The Grand Mufti of Jerusalem was Hitler's special guest during WWII. As long as the Muslims (I include the Persian Iranians as well as Arabs) maintain that Israel should be erased and the Jews pushed into the sea, the Holocaust will remain relevant to current events.
Without intending to give Bernarda any handy weapons, I do think it is possible to support Israel without denying the existence of the Palestinians before 1967. I just read a fascinating book, "One Palestine, Complete," by Tom Segev, about the British Mandate period. One of the things he writes about is the rise of Arab nationalism, and specifically the nationalism of the Arabs of Palestine. From reading the book, I think that there was a specific sense of Palestinian Arab identity already starting in the early 20th century, before WWI and the Mandate. There certainly was a nationalist movement that began to grow during the Ottoman period and became much more important under the Mandate.

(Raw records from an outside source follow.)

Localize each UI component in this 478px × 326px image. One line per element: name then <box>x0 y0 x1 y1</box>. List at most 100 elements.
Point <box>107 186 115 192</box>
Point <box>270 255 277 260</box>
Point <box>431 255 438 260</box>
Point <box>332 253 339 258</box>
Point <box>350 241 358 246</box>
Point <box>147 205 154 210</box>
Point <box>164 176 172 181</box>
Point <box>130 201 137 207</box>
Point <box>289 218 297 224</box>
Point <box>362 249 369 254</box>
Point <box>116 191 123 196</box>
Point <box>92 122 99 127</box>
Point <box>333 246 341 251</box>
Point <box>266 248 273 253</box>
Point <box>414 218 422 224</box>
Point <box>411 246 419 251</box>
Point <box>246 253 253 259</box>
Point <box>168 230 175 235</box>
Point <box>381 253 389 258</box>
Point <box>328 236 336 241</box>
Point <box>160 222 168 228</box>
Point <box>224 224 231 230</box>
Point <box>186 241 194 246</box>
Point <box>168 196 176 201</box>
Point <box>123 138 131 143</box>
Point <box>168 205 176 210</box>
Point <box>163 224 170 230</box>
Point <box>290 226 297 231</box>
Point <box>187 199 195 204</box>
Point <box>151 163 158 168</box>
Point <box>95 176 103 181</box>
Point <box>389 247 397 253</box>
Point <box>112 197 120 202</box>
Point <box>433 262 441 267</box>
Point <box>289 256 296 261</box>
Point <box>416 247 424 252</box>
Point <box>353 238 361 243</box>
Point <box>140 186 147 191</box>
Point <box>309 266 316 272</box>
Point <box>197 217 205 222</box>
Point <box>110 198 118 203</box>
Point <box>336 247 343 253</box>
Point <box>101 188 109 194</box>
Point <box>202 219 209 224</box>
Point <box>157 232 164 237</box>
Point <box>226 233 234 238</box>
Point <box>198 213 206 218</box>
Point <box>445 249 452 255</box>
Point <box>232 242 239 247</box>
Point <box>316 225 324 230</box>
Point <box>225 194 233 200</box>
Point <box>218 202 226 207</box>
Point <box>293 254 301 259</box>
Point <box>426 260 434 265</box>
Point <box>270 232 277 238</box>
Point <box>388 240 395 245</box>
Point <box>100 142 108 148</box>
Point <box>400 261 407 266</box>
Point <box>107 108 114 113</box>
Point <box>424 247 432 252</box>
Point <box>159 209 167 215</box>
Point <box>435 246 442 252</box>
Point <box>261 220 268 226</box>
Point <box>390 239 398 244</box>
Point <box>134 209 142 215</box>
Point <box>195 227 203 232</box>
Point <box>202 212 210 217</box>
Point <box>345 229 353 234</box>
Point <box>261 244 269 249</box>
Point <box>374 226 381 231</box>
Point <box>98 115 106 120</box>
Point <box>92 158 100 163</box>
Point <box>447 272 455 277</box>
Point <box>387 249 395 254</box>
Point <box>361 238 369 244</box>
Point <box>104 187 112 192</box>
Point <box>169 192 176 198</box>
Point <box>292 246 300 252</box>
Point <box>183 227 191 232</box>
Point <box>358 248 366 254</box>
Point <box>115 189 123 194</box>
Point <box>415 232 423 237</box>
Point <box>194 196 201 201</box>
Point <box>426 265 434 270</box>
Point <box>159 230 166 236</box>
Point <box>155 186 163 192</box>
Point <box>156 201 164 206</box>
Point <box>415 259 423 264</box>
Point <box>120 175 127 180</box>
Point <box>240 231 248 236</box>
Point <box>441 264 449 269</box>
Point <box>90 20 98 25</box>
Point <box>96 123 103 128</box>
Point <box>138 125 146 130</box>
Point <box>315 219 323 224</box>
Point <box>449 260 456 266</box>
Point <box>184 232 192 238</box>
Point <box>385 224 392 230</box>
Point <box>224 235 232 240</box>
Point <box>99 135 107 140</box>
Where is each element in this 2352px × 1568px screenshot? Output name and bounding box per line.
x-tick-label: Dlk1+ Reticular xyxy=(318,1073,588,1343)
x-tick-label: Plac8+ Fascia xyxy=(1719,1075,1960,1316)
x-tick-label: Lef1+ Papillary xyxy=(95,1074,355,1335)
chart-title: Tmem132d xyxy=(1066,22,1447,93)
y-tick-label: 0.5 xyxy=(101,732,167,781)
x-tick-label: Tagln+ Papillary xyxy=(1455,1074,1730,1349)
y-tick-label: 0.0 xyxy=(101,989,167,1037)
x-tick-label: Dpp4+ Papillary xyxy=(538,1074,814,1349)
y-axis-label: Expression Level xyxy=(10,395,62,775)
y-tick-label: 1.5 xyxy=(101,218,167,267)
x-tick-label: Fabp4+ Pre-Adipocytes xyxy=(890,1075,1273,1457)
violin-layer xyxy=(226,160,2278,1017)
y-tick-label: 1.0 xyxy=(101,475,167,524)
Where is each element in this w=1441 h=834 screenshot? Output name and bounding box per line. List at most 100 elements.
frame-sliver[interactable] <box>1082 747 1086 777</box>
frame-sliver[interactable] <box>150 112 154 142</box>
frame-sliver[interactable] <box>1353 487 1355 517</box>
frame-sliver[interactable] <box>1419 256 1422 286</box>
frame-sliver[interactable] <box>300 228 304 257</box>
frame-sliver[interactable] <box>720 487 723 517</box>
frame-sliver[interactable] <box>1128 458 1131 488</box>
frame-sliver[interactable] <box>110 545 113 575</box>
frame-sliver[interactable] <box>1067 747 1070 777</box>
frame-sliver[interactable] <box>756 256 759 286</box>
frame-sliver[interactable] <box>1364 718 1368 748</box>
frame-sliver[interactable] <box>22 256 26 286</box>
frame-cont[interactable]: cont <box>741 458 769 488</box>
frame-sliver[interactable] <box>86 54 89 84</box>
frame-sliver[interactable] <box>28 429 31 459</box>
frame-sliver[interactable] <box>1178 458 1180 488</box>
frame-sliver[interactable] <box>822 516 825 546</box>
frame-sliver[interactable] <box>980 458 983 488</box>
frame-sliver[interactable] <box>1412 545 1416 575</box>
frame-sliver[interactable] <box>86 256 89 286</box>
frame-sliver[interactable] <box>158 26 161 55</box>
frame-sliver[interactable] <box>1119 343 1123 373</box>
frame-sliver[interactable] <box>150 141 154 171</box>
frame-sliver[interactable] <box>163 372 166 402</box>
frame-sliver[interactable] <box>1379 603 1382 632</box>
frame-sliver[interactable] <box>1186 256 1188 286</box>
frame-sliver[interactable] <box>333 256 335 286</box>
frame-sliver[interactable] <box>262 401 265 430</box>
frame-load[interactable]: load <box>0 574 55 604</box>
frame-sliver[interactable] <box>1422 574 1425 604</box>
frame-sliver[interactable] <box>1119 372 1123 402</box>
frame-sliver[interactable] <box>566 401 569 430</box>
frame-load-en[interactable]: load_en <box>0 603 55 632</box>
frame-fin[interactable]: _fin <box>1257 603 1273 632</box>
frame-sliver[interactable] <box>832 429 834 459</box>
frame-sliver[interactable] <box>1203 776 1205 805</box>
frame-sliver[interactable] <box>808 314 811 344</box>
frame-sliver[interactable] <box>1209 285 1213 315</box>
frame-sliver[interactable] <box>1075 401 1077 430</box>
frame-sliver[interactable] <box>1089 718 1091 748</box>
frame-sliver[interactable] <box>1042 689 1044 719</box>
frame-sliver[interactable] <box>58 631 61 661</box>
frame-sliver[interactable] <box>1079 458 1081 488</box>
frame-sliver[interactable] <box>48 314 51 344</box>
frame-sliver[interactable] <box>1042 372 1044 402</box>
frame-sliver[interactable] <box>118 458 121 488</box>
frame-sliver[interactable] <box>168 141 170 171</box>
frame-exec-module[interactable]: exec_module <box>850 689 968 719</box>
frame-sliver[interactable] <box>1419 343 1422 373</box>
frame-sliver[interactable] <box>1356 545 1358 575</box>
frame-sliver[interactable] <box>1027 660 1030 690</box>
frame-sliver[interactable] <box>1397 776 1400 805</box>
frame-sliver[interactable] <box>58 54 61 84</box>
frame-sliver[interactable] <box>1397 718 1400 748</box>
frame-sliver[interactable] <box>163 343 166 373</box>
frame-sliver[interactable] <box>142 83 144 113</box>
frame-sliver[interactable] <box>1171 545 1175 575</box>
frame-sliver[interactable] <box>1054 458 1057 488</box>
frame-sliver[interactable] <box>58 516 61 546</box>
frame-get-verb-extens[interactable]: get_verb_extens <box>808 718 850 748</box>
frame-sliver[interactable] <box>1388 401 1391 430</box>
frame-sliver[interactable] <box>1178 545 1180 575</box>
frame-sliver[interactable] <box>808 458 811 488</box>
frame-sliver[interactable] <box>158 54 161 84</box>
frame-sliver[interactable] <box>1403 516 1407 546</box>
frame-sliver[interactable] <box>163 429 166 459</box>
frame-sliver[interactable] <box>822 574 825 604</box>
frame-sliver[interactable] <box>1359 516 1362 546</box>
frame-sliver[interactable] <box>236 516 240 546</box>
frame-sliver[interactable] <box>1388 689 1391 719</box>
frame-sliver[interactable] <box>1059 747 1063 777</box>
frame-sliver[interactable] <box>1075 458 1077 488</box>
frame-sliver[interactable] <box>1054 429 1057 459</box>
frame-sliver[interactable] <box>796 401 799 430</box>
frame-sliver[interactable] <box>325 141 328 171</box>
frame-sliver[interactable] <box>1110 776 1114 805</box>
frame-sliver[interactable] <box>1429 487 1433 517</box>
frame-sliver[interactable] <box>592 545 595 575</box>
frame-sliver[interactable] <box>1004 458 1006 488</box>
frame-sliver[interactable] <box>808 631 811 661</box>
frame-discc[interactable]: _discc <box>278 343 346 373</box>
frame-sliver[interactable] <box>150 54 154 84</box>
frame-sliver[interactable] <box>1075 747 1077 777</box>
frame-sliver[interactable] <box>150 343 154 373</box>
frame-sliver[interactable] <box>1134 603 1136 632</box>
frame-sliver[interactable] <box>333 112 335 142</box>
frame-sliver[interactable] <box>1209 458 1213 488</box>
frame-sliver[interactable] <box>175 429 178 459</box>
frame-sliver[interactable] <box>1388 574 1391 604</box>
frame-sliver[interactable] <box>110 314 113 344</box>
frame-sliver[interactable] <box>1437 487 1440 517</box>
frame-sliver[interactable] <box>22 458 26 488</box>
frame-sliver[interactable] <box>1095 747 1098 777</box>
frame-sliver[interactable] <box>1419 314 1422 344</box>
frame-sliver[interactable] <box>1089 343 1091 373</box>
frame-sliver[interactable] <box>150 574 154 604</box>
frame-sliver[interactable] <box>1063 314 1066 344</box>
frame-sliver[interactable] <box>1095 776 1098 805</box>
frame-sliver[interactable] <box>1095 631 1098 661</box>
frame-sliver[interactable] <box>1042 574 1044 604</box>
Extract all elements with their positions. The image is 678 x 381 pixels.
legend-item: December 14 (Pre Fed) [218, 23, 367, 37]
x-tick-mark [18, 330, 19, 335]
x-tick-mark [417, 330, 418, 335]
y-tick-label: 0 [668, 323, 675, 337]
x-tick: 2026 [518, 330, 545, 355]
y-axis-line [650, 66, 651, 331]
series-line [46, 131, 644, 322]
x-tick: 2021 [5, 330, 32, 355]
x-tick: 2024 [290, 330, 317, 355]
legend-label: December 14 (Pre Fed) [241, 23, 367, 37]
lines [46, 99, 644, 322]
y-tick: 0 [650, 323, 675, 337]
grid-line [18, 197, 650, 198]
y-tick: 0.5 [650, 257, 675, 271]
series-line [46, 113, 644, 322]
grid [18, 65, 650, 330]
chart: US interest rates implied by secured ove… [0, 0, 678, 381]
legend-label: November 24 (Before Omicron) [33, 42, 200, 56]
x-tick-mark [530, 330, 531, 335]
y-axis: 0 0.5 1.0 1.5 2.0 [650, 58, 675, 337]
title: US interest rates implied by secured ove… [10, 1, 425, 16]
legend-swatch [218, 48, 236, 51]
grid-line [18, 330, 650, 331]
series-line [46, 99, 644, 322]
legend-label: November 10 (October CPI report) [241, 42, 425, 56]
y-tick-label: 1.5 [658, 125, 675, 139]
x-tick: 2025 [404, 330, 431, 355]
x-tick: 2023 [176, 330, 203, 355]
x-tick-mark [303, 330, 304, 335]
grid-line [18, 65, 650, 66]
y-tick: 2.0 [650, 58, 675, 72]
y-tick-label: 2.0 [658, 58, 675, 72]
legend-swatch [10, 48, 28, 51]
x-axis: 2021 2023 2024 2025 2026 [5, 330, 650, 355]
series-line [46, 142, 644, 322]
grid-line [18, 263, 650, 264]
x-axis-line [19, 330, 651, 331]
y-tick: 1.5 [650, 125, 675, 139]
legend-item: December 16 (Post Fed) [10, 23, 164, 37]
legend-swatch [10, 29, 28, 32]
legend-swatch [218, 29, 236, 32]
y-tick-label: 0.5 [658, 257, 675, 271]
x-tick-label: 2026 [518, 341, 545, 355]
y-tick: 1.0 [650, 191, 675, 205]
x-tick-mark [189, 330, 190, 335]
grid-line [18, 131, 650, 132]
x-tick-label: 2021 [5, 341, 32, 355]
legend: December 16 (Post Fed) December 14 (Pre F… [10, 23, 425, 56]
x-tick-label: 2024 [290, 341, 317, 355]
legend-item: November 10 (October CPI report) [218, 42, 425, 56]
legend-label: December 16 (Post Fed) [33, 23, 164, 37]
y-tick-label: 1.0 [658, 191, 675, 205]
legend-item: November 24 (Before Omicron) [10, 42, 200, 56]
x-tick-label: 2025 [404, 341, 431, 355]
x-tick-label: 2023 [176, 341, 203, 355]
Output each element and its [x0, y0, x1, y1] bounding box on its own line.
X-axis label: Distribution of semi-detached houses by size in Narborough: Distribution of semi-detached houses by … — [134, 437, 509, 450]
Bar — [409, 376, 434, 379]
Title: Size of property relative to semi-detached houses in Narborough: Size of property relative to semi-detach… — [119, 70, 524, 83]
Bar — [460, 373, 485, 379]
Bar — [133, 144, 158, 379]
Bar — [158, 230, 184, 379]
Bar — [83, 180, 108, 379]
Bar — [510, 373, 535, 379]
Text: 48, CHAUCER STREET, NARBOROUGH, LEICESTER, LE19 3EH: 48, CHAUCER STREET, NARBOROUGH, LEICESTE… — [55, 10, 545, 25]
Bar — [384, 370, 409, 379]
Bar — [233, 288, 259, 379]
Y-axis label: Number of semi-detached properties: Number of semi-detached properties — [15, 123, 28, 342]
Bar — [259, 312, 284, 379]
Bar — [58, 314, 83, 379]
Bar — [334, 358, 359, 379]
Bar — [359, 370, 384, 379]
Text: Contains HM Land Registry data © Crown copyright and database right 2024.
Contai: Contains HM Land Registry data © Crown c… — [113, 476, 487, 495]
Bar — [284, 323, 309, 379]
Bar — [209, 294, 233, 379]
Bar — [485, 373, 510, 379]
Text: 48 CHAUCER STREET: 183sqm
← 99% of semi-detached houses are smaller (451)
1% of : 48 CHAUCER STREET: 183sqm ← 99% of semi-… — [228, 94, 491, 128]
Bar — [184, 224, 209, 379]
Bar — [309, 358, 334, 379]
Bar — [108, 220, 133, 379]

The problem with Bernarda is that he/she/it is simply trying to find as many weapons as possible with which to attack those he thinks of as his "enemies," rather than discussing in an interested way the topics he chooses to focus on.
Of course people other than the Nazi Germans committed atrocities during WWII - those of us who actually believed the Holocaust occurred and was horrible do not at all deny the horrors inflicted on the Chinese or the Koreans by the Japanese militarist regime. In fact, I would say personally that my awareness of the Holocaust makes me pay more attention to horrors inflicted on people other than Jews, and also opposed to denial of those atrocities (e.g., opposition to the position of the Turkish government which challenges anyone who says the Turkish regime committed genocide against the Armenians in 1915).
When we see regular attempts by North American and European groups to deny the crimes of Imperial Japan Orac will no doubt discuss them. Yet strangely we never do see such claims. You'd think the Neonazis would want to deny those crimes as well to help out their old allies.
Not to mention the fact that Orac has - of course - written about the Japanese atrocities during WWII. And rather well at that. A pity I lost the link. It is worth a re-read.
- JS
Rebecca makes a good point in referring to Segev's book. As a reminder, the Palestinian National Congress sent representatives to the post-WWI peace conference to demand independence for Palestine. They were refused. It wasn't their fault, and they already did have a sense of identity. If they were made part of Jordan or Egypt later, it was not their desire. The decision was out of their hands.
What did the British do after the peace conference? They appointed a Jew, Herbert Samuel as High Commissioner. Samuel put forward the idea of a British protectorate was in favor of the racist Balfour Declaration. At the time, Jews were about 10% of the population.